Literary Reproductive Strategies

I quoted Margaret Atwood on “aliveness” in writing -- an image that ties in with Thomas Hardy's sense of a story as an organism -- and her proposal that all writing is motivated by a desire to bring something back from the dead.

Hilary Mantel’s Giving up the Ghost also develops the idea of writing as birthing:

“Even now I have a horror of someone standing behind my desk and looking over my shoulder as the words appear on the screen. There is a place, a gap, a hiatus, between the hatching words, flinching and raw, and those that are ready to take their place in the world, words that are ready to stand up and fight.”

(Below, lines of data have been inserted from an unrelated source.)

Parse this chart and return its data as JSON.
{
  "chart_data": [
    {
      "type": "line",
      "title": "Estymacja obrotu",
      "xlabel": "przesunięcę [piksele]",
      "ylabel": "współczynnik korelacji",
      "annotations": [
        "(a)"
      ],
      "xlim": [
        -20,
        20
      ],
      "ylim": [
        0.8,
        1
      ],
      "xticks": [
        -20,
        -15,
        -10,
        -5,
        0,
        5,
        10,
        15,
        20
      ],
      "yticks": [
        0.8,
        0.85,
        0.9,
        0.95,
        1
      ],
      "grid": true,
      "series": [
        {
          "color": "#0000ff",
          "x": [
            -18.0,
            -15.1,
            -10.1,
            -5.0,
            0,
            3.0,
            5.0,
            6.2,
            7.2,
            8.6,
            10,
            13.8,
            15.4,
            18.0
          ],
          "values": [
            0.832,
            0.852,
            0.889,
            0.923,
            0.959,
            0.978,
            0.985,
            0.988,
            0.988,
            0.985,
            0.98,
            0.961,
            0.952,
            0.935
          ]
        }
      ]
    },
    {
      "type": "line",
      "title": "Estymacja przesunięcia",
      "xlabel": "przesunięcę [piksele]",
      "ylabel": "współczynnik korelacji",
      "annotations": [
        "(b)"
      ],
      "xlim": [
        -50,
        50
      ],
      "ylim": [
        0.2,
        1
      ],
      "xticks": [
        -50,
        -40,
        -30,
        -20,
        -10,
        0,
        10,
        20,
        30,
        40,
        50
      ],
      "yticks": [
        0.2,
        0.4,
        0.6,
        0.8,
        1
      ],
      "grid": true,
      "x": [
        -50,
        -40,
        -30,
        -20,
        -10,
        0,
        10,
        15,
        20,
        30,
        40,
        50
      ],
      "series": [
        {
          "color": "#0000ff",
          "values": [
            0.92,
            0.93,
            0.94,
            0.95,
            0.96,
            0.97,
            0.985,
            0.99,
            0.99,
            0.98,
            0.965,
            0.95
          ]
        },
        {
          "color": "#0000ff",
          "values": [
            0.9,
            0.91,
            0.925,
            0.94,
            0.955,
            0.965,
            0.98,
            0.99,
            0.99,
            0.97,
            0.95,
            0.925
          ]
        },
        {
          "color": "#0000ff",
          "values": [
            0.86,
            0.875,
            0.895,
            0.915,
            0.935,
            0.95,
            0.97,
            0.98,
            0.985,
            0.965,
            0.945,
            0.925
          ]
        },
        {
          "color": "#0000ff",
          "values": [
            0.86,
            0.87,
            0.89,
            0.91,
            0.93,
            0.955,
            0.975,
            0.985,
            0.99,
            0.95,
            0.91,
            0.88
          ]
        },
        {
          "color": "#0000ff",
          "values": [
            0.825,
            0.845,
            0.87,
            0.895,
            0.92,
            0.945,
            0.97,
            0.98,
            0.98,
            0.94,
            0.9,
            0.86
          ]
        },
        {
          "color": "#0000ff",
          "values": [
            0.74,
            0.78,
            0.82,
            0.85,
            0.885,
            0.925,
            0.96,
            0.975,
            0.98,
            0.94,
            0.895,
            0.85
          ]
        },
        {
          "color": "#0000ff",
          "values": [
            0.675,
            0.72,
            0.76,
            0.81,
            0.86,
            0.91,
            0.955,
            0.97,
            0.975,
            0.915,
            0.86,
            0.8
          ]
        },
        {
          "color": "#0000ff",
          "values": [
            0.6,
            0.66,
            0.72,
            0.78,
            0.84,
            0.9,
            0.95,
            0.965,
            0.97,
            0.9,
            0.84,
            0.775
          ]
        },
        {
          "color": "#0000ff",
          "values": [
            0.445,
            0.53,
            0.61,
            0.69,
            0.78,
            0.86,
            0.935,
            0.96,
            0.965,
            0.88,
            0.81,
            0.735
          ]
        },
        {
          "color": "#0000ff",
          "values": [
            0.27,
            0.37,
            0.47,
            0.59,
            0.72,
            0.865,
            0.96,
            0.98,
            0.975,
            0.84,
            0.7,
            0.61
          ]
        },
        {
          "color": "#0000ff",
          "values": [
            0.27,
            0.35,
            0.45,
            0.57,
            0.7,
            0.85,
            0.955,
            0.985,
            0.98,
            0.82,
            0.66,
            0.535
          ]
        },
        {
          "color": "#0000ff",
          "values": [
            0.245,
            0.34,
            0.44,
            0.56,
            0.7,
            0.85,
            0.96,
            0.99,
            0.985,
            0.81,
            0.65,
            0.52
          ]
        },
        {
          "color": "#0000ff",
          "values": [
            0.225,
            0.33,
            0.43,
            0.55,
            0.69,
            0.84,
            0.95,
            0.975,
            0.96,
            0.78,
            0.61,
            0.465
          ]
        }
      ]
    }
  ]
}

From later in Mantel’s memoir --

“At one time, I was plagued by a spate of dreams in which I was a midwife who had let a child die; but when I got my first book on track again, and when, after many years in limbo, it was published at last, those dreams ceased. But time goes on, you think of more and more books you should have written, stories half-fledged and left in the file called 'Work in Progress.' I know some of these narratives will never be finished. I dream of half-formed, fetal beings, left abandoned on a cold floor. Sometimes they are blackened, like frozen corpses.”

A cold thought indeed. When we look back and compare Dickens to a seahorse, are we fantasizing about a lost age when high fecundity, low parental investment was a viable literary-reproductive strategy? Do we have a regretful feeling that the ecosystem we live in now forces us towards a strategy of higher parental investment, lower fecundity -- in other words, more marketing, less writing? Mantel describes having not only to hatch a work but also patiently to raise it, pull a strings on its behalf… not just midwife but foster-parent… we may fear that our adopted progeny are in danger or stillborn, that the oceans of fiction are dying…

Then again, the jury’s still out -- maybe Mantel will end up publishing more novels than Dickens did.